Conclusion: PDCD1, NGF, PDGFRB, and ZAP70 were identified as biomarkers for uremia, providing a theoretical foundation for uremia diagnosis.

Keywords: differential expression analysis, WGCNA, immune infiltration, nomogram, diagnosis

Graphical Abstract:

Introduction

Uremia is a symptom of the final stage of chronic renal failure, which is clinically characterized by aberrant water, electrolyte, acid, and base balance and increased blood levels of metabolites, such as creatinine and urea.1 The uremia stage is often associated with a number of secondary conditions and comorbidities of chronic kidney disease (CKD), including, but not limited to: decreased renal function and accumulation of metabolites; pathological changes in the circulatory system, including anemia, platelet dysfunction, and bleeding; neuromuscular dysfunction and cognitive impairment; vascular endothelial dysfunction and vascular disease progression; endocrine and metabolic disorders, such as insulin resistance, gonadal dysfunction, hyperparathyroidism, and CKD-mineral and bone metabolism disorder; congenital and adaptive immunological diseases characterized by inflammation and immune deficiency.1–3

Patients in uremia stage are associated with poor prognosis of High morbidity, high prevalence of cardiovascular disease, high mortality rates. The main therapeutic strategies for uremia are kidney transplantation or dialysis (including hemodialysis and peritoneal dialysis). However, the expensive treatment is a major economic burden for society and individuals. Thus, uremia is a major challenge to global health. Recently, the number of studies on uremia has markedly increased. However, the pathological mechanisms of uremia have not been elucidated. The elucidation of the molecular mechanism and the identification of targets for early intervention, which are common concerns of interdisciplinary research and challenging limitations, are the major focus of renal disease research.1–3

The dynamic regulatory effects of the uremic environment on the immune system are known as uremic inflammation and include immune activation and immunosuppression.4 The aberrant activation of the innate immune system, especially monocytes, is one of the features of uremic inflammation.5,6 Patients with end-stage renal disease treated with renal replacement therapy exhibit premature immunological aging of T cells, which may be the cause of uremia-related immune dysfunction.7

This study used bioinformatics methods to examine the correlation between immune-related genes (IRGs) and uremia and screen molecular markers that can aid in the diagnosis, elucidation of pathogenesis, and treatment of uremia.

Materials and Methods

Data Source

The data of an independent uremia cohort (GSE37171) were obtained from the Gene Expression Omnibus (GEO) database (https://www.ncbi.nlm.nih.gov/geo/).

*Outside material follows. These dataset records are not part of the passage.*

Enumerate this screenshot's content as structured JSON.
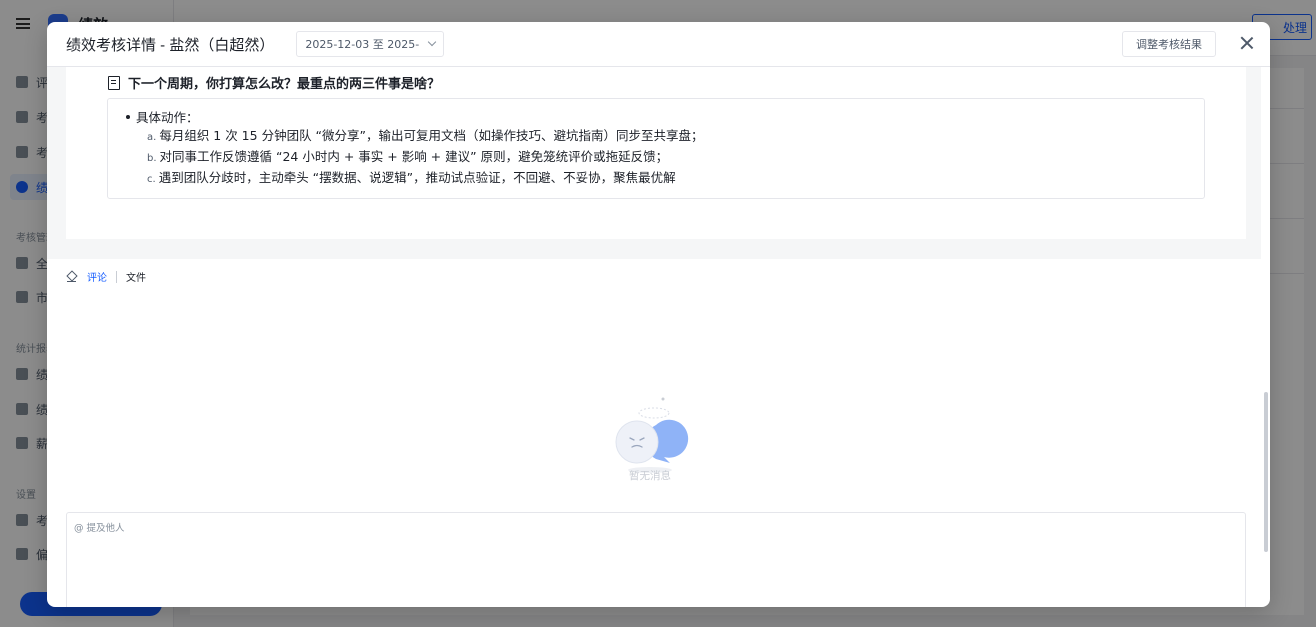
{
  "background": {
    "logo_text": "绩效",
    "sidebar_items": [
      {
        "label": "评"
      },
      {
        "label": "考"
      },
      {
        "label": "考"
      },
      {
        "label": "绩"
      }
    ],
    "group_manage": "考核管理",
    "manage_items": [
      {
        "label": "全"
      },
      {
        "label": "市"
      }
    ],
    "group_stats": "统计报表",
    "stats_items": [
      {
        "label": "绩"
      },
      {
        "label": "绩"
      },
      {
        "label": "薪"
      }
    ],
    "group_settings": "设置",
    "settings_items": [
      {
        "label": "考"
      },
      {
        "label": "偏"
      }
    ],
    "handle_btn": "处理"
  },
  "modal": {
    "title": "绩效考核详情 - 盐然（白超然）",
    "date_range": "2025-12-03 至 2025-",
    "adjust_btn": "调整考核结果",
    "question": "下一个周期，你打算怎么改？最重点的两三件事是啥？",
    "answer": {
      "heading": "具体动作：",
      "items": [
        {
          "marker": "a.",
          "text": "每月组织 1 次 15 分钟团队 “微分享”，输出可复用文档（如操作技巧、避坑指南）同步至共享盘；"
        },
        {
          "marker": "b.",
          "text": "对同事工作反馈遵循 “24 小时内 + 事实 + 影响 + 建议” 原则，避免笼统评价或拖延反馈；"
        },
        {
          "marker": "c.",
          "text": "遇到团队分歧时，主动牵头 “摆数据、说逻辑”，推动试点验证，不回避、不妥协，聚焦最优解"
        }
      ]
    },
    "tabs": {
      "comments": "评论",
      "files": "文件"
    },
    "empty_text": "暂无消息",
    "comment_placeholder": "@ 提及他人"
  },
  "colors": {
    "accent": "#165dff",
    "text": "#1d2129",
    "muted": "#86909c",
    "border": "#e5e6eb"
  }
}
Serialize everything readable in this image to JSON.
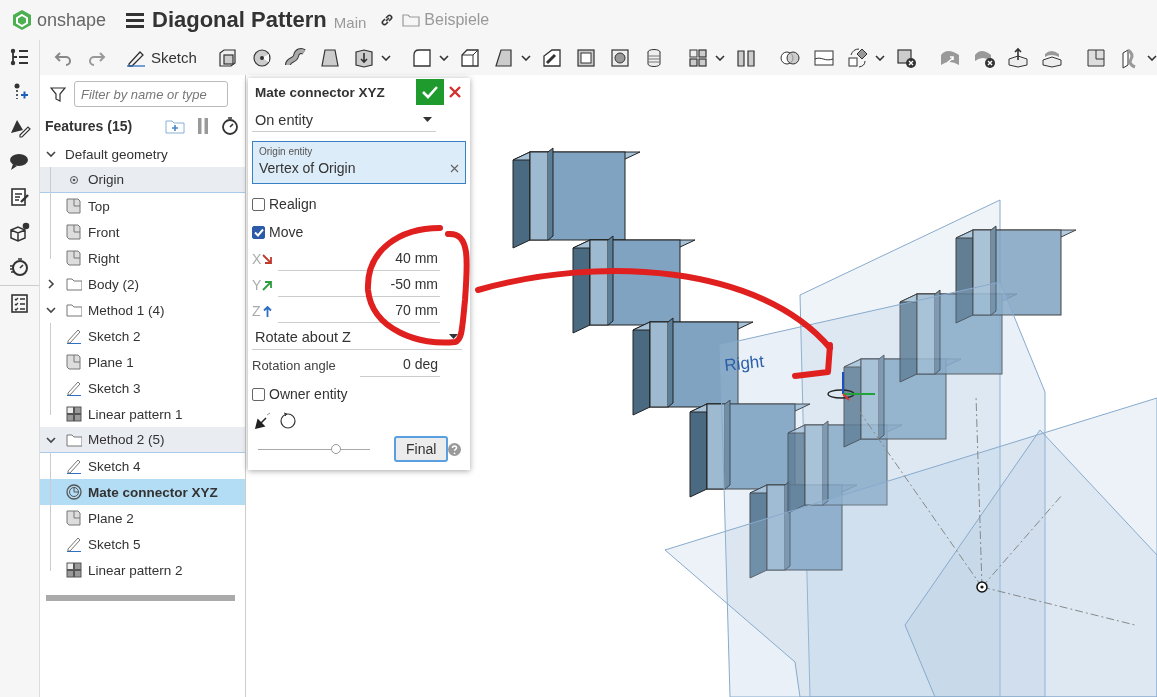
{
  "app": {
    "logo_text": "onshape",
    "document_title": "Diagonal Pattern",
    "branch": "Main",
    "folder": "Beispiele"
  },
  "toolbar": {
    "sketch_label": "Sketch"
  },
  "feature_panel": {
    "filter_placeholder": "Filter by name or type",
    "heading": "Features (15)",
    "items": [
      {
        "label": "Default geometry",
        "kind": "group",
        "expanded": true,
        "selected": false,
        "highlighted": false,
        "children": [
          {
            "label": "Origin",
            "kind": "origin",
            "selected": false,
            "highlighted": true
          },
          {
            "label": "Top",
            "kind": "plane",
            "selected": false,
            "highlighted": false
          },
          {
            "label": "Front",
            "kind": "plane",
            "selected": false,
            "highlighted": false
          },
          {
            "label": "Right",
            "kind": "plane",
            "selected": false,
            "highlighted": false
          }
        ]
      },
      {
        "label": "Body (2)",
        "kind": "folder",
        "expanded": false,
        "selected": false,
        "highlighted": false
      },
      {
        "label": "Method 1 (4)",
        "kind": "folder",
        "expanded": true,
        "selected": false,
        "highlighted": false,
        "children": [
          {
            "label": "Sketch 2",
            "kind": "sketch",
            "selected": false,
            "highlighted": false
          },
          {
            "label": "Plane 1",
            "kind": "plane",
            "selected": false,
            "highlighted": false
          },
          {
            "label": "Sketch 3",
            "kind": "sketch",
            "selected": false,
            "highlighted": false
          },
          {
            "label": "Linear pattern 1",
            "kind": "pattern",
            "selected": false,
            "highlighted": false
          }
        ]
      },
      {
        "label": "Method 2 (5)",
        "kind": "folder",
        "expanded": true,
        "selected": false,
        "highlighted": true,
        "children": [
          {
            "label": "Sketch 4",
            "kind": "sketch",
            "selected": false,
            "highlighted": false
          },
          {
            "label": "Mate connector XYZ",
            "kind": "mate",
            "selected": true,
            "highlighted": false
          },
          {
            "label": "Plane 2",
            "kind": "plane",
            "selected": false,
            "highlighted": false
          },
          {
            "label": "Sketch 5",
            "kind": "sketch",
            "selected": false,
            "highlighted": false
          },
          {
            "label": "Linear pattern 2",
            "kind": "pattern",
            "selected": false,
            "highlighted": false
          }
        ]
      }
    ]
  },
  "dialog": {
    "title": "Mate connector XYZ",
    "placement": "On entity",
    "origin_entity": {
      "label": "Origin entity",
      "value": "Vertex of Origin"
    },
    "realign": {
      "label": "Realign",
      "checked": false
    },
    "move": {
      "label": "Move",
      "checked": true
    },
    "offsets": [
      {
        "axis": "X",
        "value": "40 mm",
        "color": "#c0392b"
      },
      {
        "axis": "Y",
        "value": "-50 mm",
        "color": "#2e9e3e"
      },
      {
        "axis": "Z",
        "value": "70 mm",
        "color": "#2f6fc0"
      }
    ],
    "rotation": "Rotate about Z",
    "rotation_angle": {
      "label": "Rotation angle",
      "value": "0 deg"
    },
    "owner_entity": {
      "label": "Owner entity",
      "checked": false
    },
    "slider": {
      "level": 0.7
    },
    "final_button": "Final"
  },
  "viewport": {
    "plane_label": "Right"
  }
}
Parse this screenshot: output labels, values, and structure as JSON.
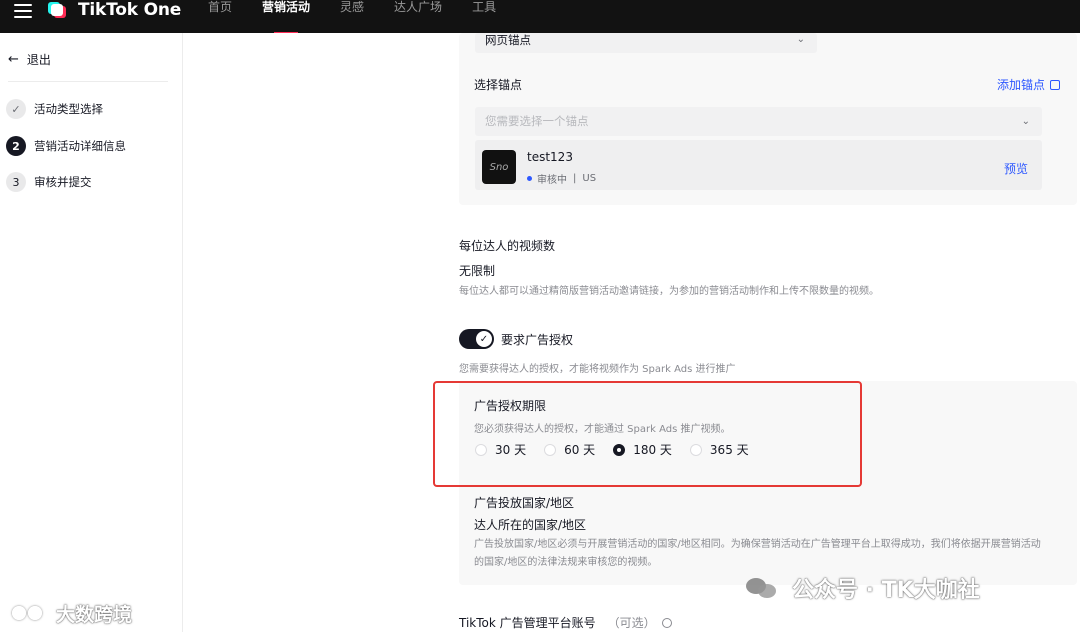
{
  "topbar": {
    "brand": "TikTok One",
    "nav": [
      {
        "label": "首页",
        "active": false
      },
      {
        "label": "营销活动",
        "active": true
      },
      {
        "label": "灵感",
        "active": false
      },
      {
        "label": "达人广场",
        "active": false
      },
      {
        "label": "工具",
        "active": false
      }
    ]
  },
  "sidebar": {
    "back_label": "退出",
    "steps": [
      {
        "index": "✓",
        "label": "活动类型选择",
        "state": "done"
      },
      {
        "index": "2",
        "label": "营销活动详细信息",
        "state": "current"
      },
      {
        "index": "3",
        "label": "审核并提交",
        "state": "pending"
      }
    ]
  },
  "anchor": {
    "type_select_value": "网页锚点",
    "select_label": "选择锚点",
    "add_link": "添加锚点",
    "select_placeholder": "您需要选择一个锚点",
    "item": {
      "thumb_text": "Sno",
      "name": "test123",
      "status": "审核中",
      "region": "US",
      "preview": "预览"
    }
  },
  "videos_per_creator": {
    "title": "每位达人的视频数",
    "value": "无限制",
    "desc": "每位达人都可以通过精简版营销活动邀请链接，为参加的营销活动制作和上传不限数量的视频。"
  },
  "ad_auth": {
    "toggle_label": "要求广告授权",
    "toggle_on": true,
    "desc": "您需要获得达人的授权，才能将视频作为 Spark Ads 进行推广",
    "period_title": "广告授权期限",
    "period_desc": "您必须获得达人的授权，才能通过 Spark Ads 推广视频。",
    "options": [
      {
        "label": "30 天",
        "selected": false
      },
      {
        "label": "60 天",
        "selected": false
      },
      {
        "label": "180 天",
        "selected": true
      },
      {
        "label": "365 天",
        "selected": false
      }
    ]
  },
  "ad_region": {
    "title": "广告投放国家/地区",
    "value": "达人所在的国家/地区",
    "desc_line1": "广告投放国家/地区必须与开展营销活动的国家/地区相同。为确保营销活动在广告管理平台上取得成功，我们将依据开展营销活动",
    "desc_line2": "的国家/地区的法律法规来审核您的视频。"
  },
  "tiktok_ads": {
    "label": "TikTok 广告管理平台账号",
    "optional": "（可选）"
  },
  "watermarks": {
    "right": "公众号 · TK大咖社",
    "left": "大数跨境"
  },
  "colors": {
    "topbar": "#121212",
    "accent_blue": "#2e58ff",
    "nav_underline": "#FE2C55",
    "highlight_red": "#e53935"
  }
}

The GSE37171 dataset comprised data of blood samples from 75 patients with uremia and 40 healthy subjects. The dataset was divided into training (20 healthy and 63 uremic samples) and validation (20 healthy and 12 uremic samples) sets.3 Additionally, the data of 1793 IRGs were retrieved from the ImmPort database (https://immport.niaid.nih.gov) (Supplementary File 1).

Screening of Differentially Expressed Genes (DEGs)

The DEGs between the uremia and control groups in the training set were screened using the limma package (|log fold-change| > 0.5; adj. p < 0.05).8 The screening results were visualized using the volcano plot and heatmap, which were plotted using the R language ggplot2 (version 3.3.6) package and pheatmap package (version 1.0.12), respectively.9

Identification of Differentially Expressed IRGs (DEIRGs)

The clinical traits of the uremia and control groups in the training set were used to perform weighted gene co-expression network analysis (WGCNA) using the R package WGCNA to obtain key modules and key module genes.10 The outlier samples in the training set were filtered out using the Hclust function. Next, the soft threshold of data was determined and the adjacency was calculated. Gene modules were obtained using dynamic tree cutting with a minimum of 30 genes in each gene module, and similar modules were merged. The modules related to uremia were selected as key modules and key module genes for subsequent analysis.

DEIRGs were obtained by intersecting the DEGs, key module genes, and 1793 IRGs using the VennDiagram package.11 Functional enrichment analysis of DEIRGs was performed using the R language clusterProfiler (p < 0.05).12

Protein-Protein Interaction (PPI) Network

Protein interactions between DEIRGs associated with uremia were characterized using the STRING database (http://string-db.org) (score > 0.4). The topological properties of the PPI networks were analyzed using cytoHubba in the Cytoscape plugin.13 The maximal clique centrality (MCC), degree, and stress algorithms were applied to evaluate and select candidate genes.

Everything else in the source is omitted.